U.S. West Texas Intermediate (WTI) crude futures CLc1 were at $46.21 per barrel, also up 13 cents, or 0.3 percent.
Saudi Arabia, the world's top oil exporter, is leading an effort by the Organization of the Petroleum Exporting Countries (OPEC) to cut production by almost 1.8 million barrels per day (bpd) until the end of the first quarter of 2018 in order to prop up prices. Other countries, including top producer Russia, are also participating.
During the first half of the year, there were doubts over OPEC's compliance with its own pledges, as supplies, especially to Asia, remained high. Saudi officials now say they are making real cuts, including 300,000 bpd to Asia for July, although several Asian refiners said they were still receiving their full allocations.
"Crude oil prices rose on the back of further supportive talk from Saudi Arabia.
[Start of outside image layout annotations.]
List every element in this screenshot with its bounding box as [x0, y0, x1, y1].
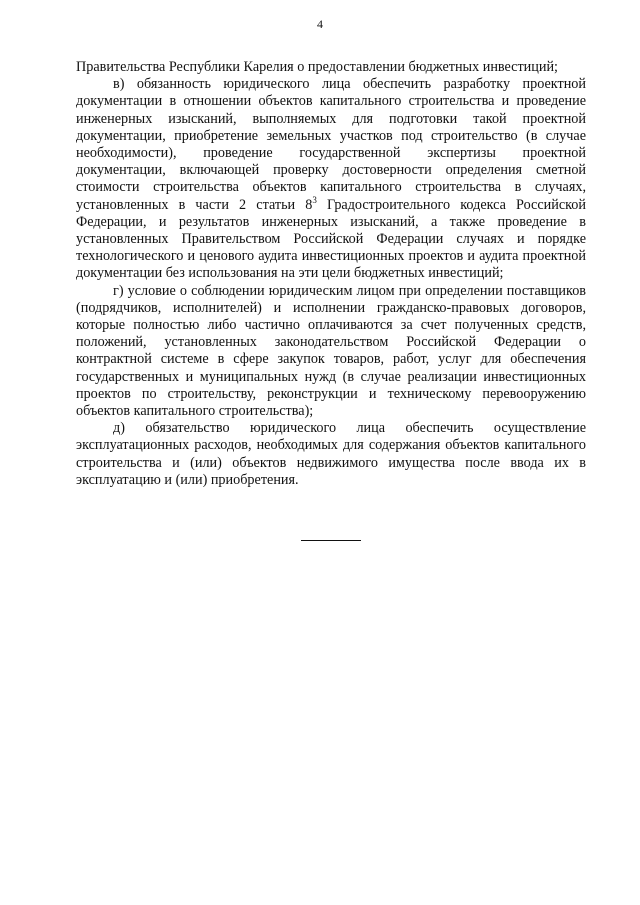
end-of-document-rule [301, 540, 361, 541]
document-body [76, 59, 586, 489]
paragraph-item-g: г) условие о соблюдении юридическим лицом при определении поставщиков (подрядчиков, исполнителей) и исполнении гражданско-правовых договоров, которые полностью либо частично оплачиваются за счет полученных средств, положений, установленных законодательством Российской Федерации о контрактной системе в сфере закупок товаров, работ, услуг для обеспечения государственных и муниципальных нужд (в случае реализации инвестиционных проектов по строительству, реконструкции и техническому перевооружению объектов капитального строительства); [76, 282, 586, 420]
paragraph-item-d: д) обязательство юридического лица обеспечить осуществление эксплуатационных расходов, необходимых для содержания объектов капитального строительства и (или) объектов недвижимого имущества после ввода их в эксплуатацию и (или) приобретения. [76, 420, 586, 488]
page-number: 4 [317, 17, 323, 31]
paragraph-item-v [76, 76, 586, 282]
paragraph-item-v-text-start: в) обязанность юридического лица обеспечить разработку проектной документации в отношении объектов капитального строительства и проведение инженерных изысканий, выполняемых для подготовки такой проектной документации, приобретение земельных участков под строительство (в случае необходимости), проведение государственной экспертизы проектной документации, включающей проверку достоверности определения сметной стоимости строительства объектов капитального строительства в случаях, установленных в части 2 статьи 8 [76, 76, 586, 213]
paragraph-item-v-text-end: Градостроительного кодекса Российской Федерации, и результатов инженерных изысканий, а также проведение в установленных Правительством Российской Федерации случаях и порядке технологического и ценового аудита инвестиционных проектов и аудита проектной документации без использования на эти цели бюджетных инвестиций; [76, 196, 586, 282]
superscript-article-index: 3 [312, 194, 317, 205]
paragraph-continuation: Правительства Республики Карелия о предоставлении бюджетных инвестиций; [76, 59, 558, 75]
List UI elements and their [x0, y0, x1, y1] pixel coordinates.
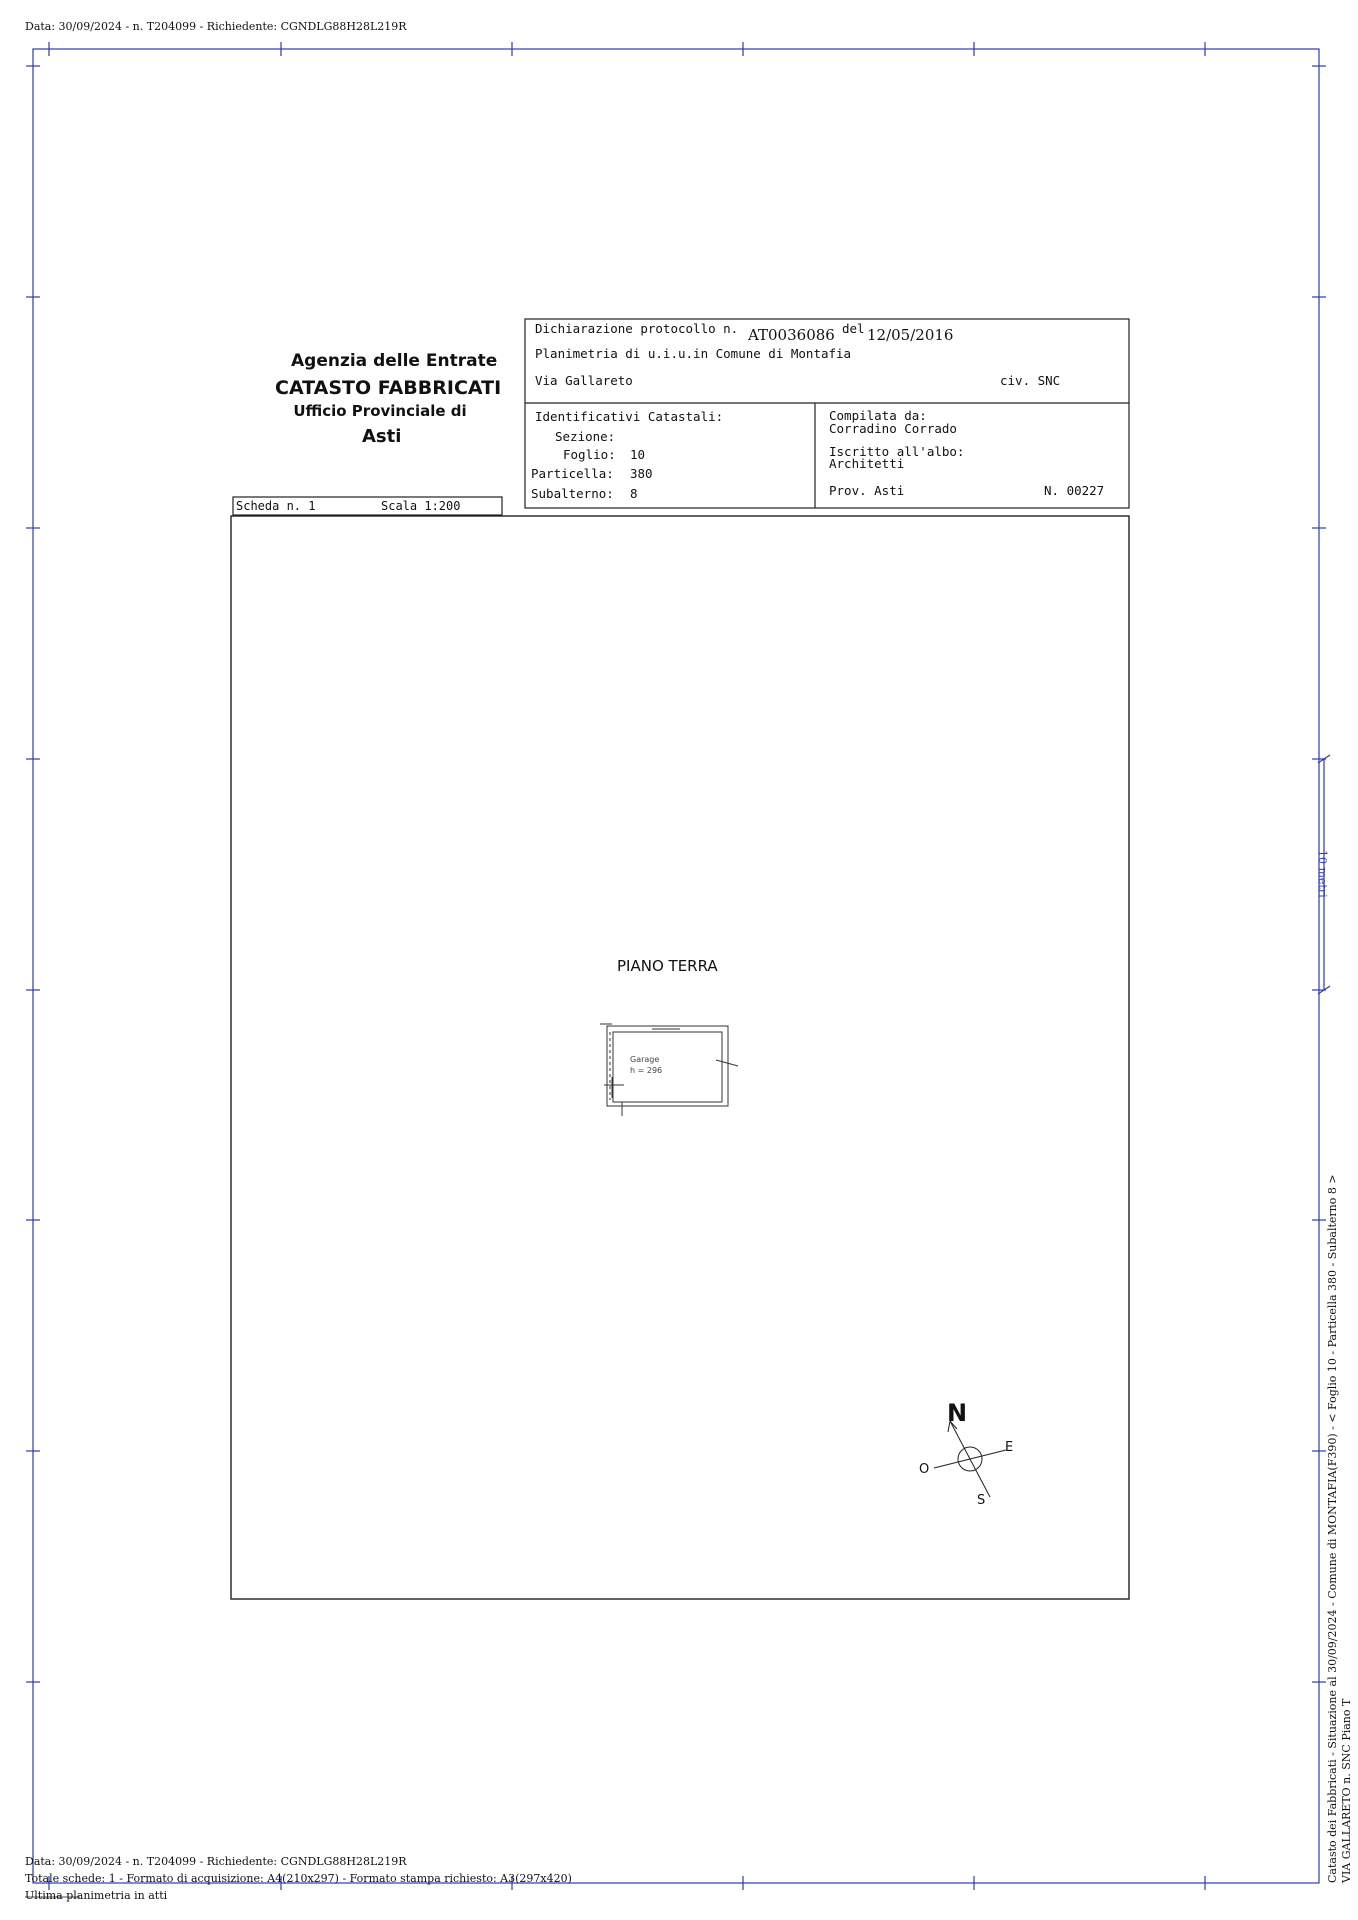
- particella-label: Particella:: [531, 466, 614, 481]
- ufficio-label: Ufficio Provinciale di: [293, 402, 467, 420]
- scale-bar-label: 10 metri: [1316, 850, 1329, 898]
- garage-plan: [600, 1024, 738, 1116]
- side-text-line2: VIA GALLARETO n. SNC Piano T: [1340, 1698, 1353, 1883]
- subalterno-label: Subalterno:: [531, 486, 614, 501]
- room-name: Garage: [630, 1055, 660, 1064]
- header-line: Data: 30/09/2024 - n. T204099 - Richiedente: CGNDLG88H28L219R: [25, 20, 407, 33]
- address: Via Gallareto: [535, 373, 633, 388]
- provincia: Asti: [362, 426, 402, 447]
- albo: Architetti: [829, 456, 905, 471]
- identifiers-title: Identificativi Catastali:: [535, 409, 724, 424]
- foglio-label: Foglio:: [563, 447, 616, 462]
- subalterno-value: 8: [630, 486, 638, 501]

Energy Minister Khalid Al-Falih said that inventories are declining and reductions will accelerate in the next three week," ANZ bank said.
Although other OPEC members, like Libya and Nigeria, are exempt from the cuts, and there have been doubts over the compliance of others, including Iraq, the club's supplies have been falling since the cut's start in January.
Trade data shows that OPEC shipments to customers averaged around 26 million bpd in the last six months of 2016, while they are set to average around 25.3 million bpd in the first half of this year.
Threatening to undermine OPEC's efforts to tighten the market is a relentless rise in U.S. drilling activity RIG-OL-USA-BHI, which has driven up U.S. output C-OUT-T-EIA by more than 10 percent since mid-2016, to over 9.3 million bpd.
The U.S. Energy Information Administration (EIA) says production will rise above 10 million bpd by next year, challenging top exporter Saudi Arabia.
Overall, oil markets remain well supplied.
A sign of ample supplies is the Brent forward curve <0#LCO:>, which is in a shape known as contango, in which crude for delivery in half a year's time is around $1.50 per barrel more expensive than that for immediate dispatch, making it profitable to charter tankers and store fuel instead of selling it for direct use.